News  Date: 11 January 2002

 

LOUIS TRICHARDT - The Masedi Public School in Tshikota, Louis Trichardt, improved its matric passing rate with 2,8%, despite serious handicaps.

Eleven of the 41 candidates at the school, passed. Three of the eleven passed with exemption.

Candidates for the matric exams at Masedi, had to face the most important final test of their school careers, without even the most basic support from the Provincial Department of Education. Candidates had to enter the exams after the Department failed to supply them with crucial prescribed books. Despite promises from the MEC and despite repeated fruitless pleas from the school, which culminated in a protest march to the offices of the local Area Manager, no books were forthcoming and teachers and learners were left to their own devices.

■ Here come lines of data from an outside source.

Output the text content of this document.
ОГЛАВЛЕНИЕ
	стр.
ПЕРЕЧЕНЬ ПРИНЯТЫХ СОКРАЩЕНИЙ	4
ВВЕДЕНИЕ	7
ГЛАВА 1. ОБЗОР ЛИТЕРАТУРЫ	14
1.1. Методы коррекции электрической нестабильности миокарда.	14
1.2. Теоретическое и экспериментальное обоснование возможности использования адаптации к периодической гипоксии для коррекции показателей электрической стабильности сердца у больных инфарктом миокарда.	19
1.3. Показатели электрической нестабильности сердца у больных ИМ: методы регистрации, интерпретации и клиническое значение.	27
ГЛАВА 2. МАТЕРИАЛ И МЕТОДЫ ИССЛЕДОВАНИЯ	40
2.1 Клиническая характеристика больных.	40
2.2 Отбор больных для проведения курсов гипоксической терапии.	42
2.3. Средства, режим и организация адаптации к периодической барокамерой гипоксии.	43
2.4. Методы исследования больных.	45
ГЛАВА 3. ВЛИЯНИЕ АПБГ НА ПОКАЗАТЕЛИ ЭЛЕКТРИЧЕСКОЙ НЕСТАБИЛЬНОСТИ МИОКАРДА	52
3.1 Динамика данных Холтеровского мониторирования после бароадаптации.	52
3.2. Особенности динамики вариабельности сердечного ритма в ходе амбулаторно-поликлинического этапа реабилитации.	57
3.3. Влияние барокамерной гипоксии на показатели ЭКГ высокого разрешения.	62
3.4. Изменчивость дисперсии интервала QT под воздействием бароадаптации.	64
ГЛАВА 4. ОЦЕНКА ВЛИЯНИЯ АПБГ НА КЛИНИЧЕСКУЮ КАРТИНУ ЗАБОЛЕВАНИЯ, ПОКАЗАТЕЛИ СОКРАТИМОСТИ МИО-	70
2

Apart from the lack of basic learning aids, the school was further handicapped by a lack of sufficient classroom space and a lack of electricity. The school's electric power supply was cut because the Department failed to pay the electric bill of this seriously disadvantaged school in a predominantly indigent community.

The primary section of the school had to introduce double sessions to accommodate the large number of pupils from the expanding population in Tshikota.

The secondary section of the school, which is managed with a separate principal, is forced to share the already inadequate classroom space of Masedi.

This crisis erupted, after the Department unilaterally pulled out of an historic initiative designed to timeously supply in the growing demand for school space in Louis Trichardt.

The local municipality, in an historic and farsighted decision, paved the way for a partnership between the local authority and the province, in the provision of school accommodation in Louis Trichardt.

The local council decided, now more than two years ago, to donate a serviced erf with sufficient space for a secondary school in Tshikota, and also provided for financial support in the erection of such a school. Funds for such a venture accumulated by annually setting apart a specific percentage of the municipal budget for educational needs. This fund is already approaching the million rand mark.

A combined committee with representatives of the Department and the Municipality agreed on the need and on the location of the new secondary school in Tshikota.

With plans for the erection of the much needed new secondary school in Tshikota well advanced, the Department unilaterally and without any explanation withdrew from the project, leaving education in Louis Trichardt in a severe unresolved crisis.